COLUMN: May 24, 2012

THE thing I do when I am not writing this column has kept me away from home recently, and I have spent some weeks in a hotel off the M6 at Birmingham.

It is quite hard to describe the hotel, not because my powers of description have deserted me, but because I cannot really summon it to mind. It is fairly unremarkable, like that boy in your class who you can’t remember even though you know there were 30 of you and you’ve only named 29 and yes, you have counted yourself.

The only thing I can say with any certainty is that it does not have a restaurant, and there are no shops nearby.

Consequently, I have had to explore other avenues to obtain food during my trips to Brum. I have been to a Nando’s and a Michelin-starred restaurant.

The former was like every other Nando’s, the latter like nowhere else I have been on earth. I drank the tears of angels, ate clouds, and laughed – actually laughed – at how sublimely delicious the food was. McDonald’s has been utterly ruined for me.

Generally, I have been to the chain pub next door to the hotel, partly in an attempt to “keep it real,” but mostly because it is next door to the hotel and I am lazy. Plus, I have detailed previously my difficulty with taxis in Birmingham. Twice bitten, shy for an eternity.
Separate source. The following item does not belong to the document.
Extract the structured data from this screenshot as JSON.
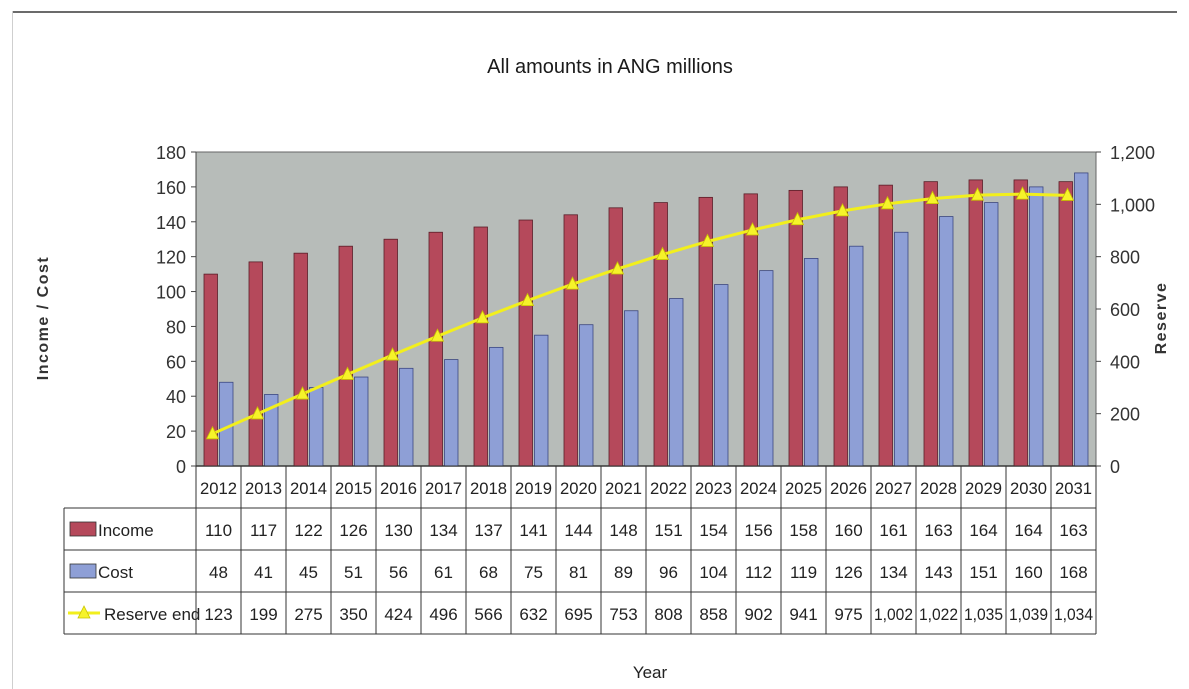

The chain pub advertises itself as the “Home of the Square Burger,” but I have been resisting the lure of the mince-based cuboid.
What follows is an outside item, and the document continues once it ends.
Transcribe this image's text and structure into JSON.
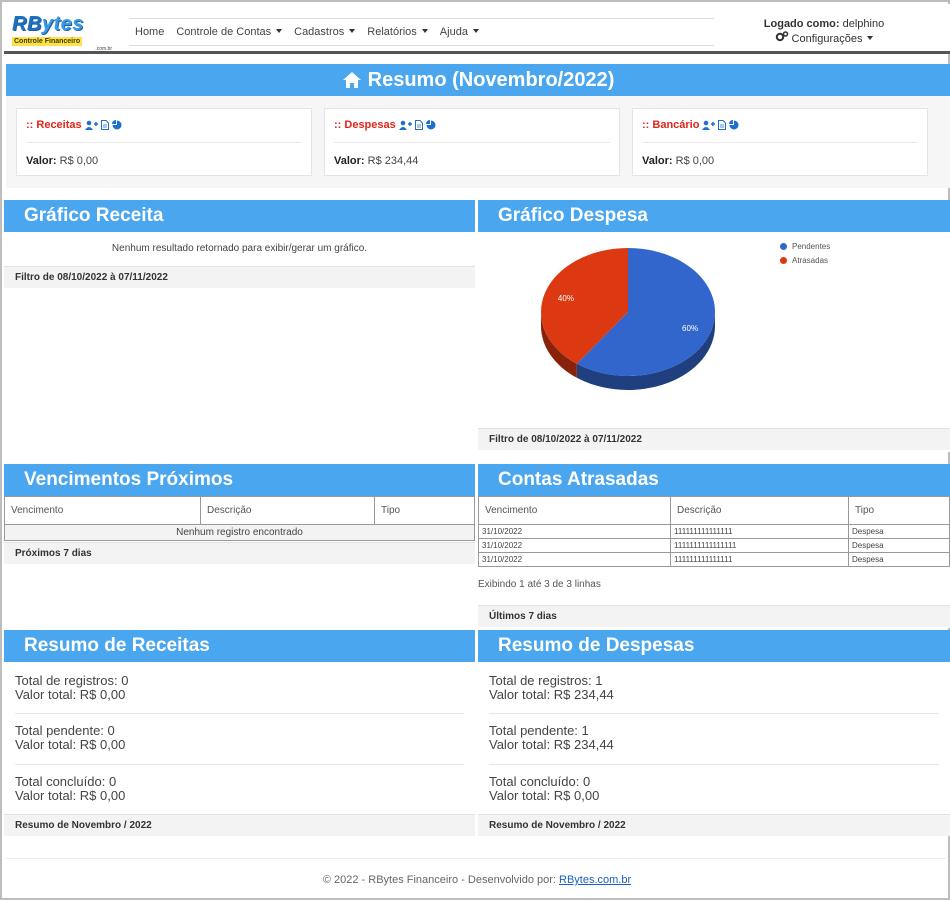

I am a sceptic. I could not see how the introduction of right angles would improve the burger-eating experience.

And then I was on the bus, back in Liverpool, listening, as I am occasionally forced to do, to a conversation between two strangers. They were talking about cheese toasties. (For those of you who do not know what a cheese toastie is, it is a toastie with cheese in it. I am sorry, I am not AA Gill.)

One man said to his friend: “Yeah, when I have a cheese toastie, I don’t like it cut like that.” He chopped his hand in a downward motion. “I like triangles.”

I waited for the reply, agog. But his friend did not say to him: “Why don’t you go the whole hog, Howard, and have it cut into aeroplane shapes, and have your grey-haired mother fly them into your mouth, you infantile buffoon?”

He said: “Yeah, triangles taste better, don’t they?” And not even in a sarcastic tone of voice. His friend agreed, and they went on about something else, leaving me adrift in a world I no longer understood. Perhaps there was something in this, I thought.

So this week, back in the Home of the Square Burger, I took a leap of faith. I ordered the Square Burger with Spicy Sausage. I was nervous, but I chose to have this experience on your behalf.

I took the laminated, slightly sticky, menu, made a note of my table number, walked over to the bar to stand behind one person, went back to my table to check the table number again, walked back to the bar to stand behind two people, and waited to be served.

I sat at my table, and eventually the burger arrived. And not only was the burger square, so was the bun. I was going to get the full square experience, slightly undercut by the roundness of the onion rings on the burger. I could not help thinking that in my Michelin-starred restaurant they would have made onion squares, but I had to take this on its own terms.

I took a bite.

It tasted like a burger. Had I been blindfolded and fed a piece of square burger and a piece of round burger, I would not have been able to tell the difference. The men on that bus were deluded.

Yes, I thought, I might be sitting by a ball pool on my own in a pub under an M6 flyover, but at least I am right about the irrelevance of the shape of food. And that made everything better.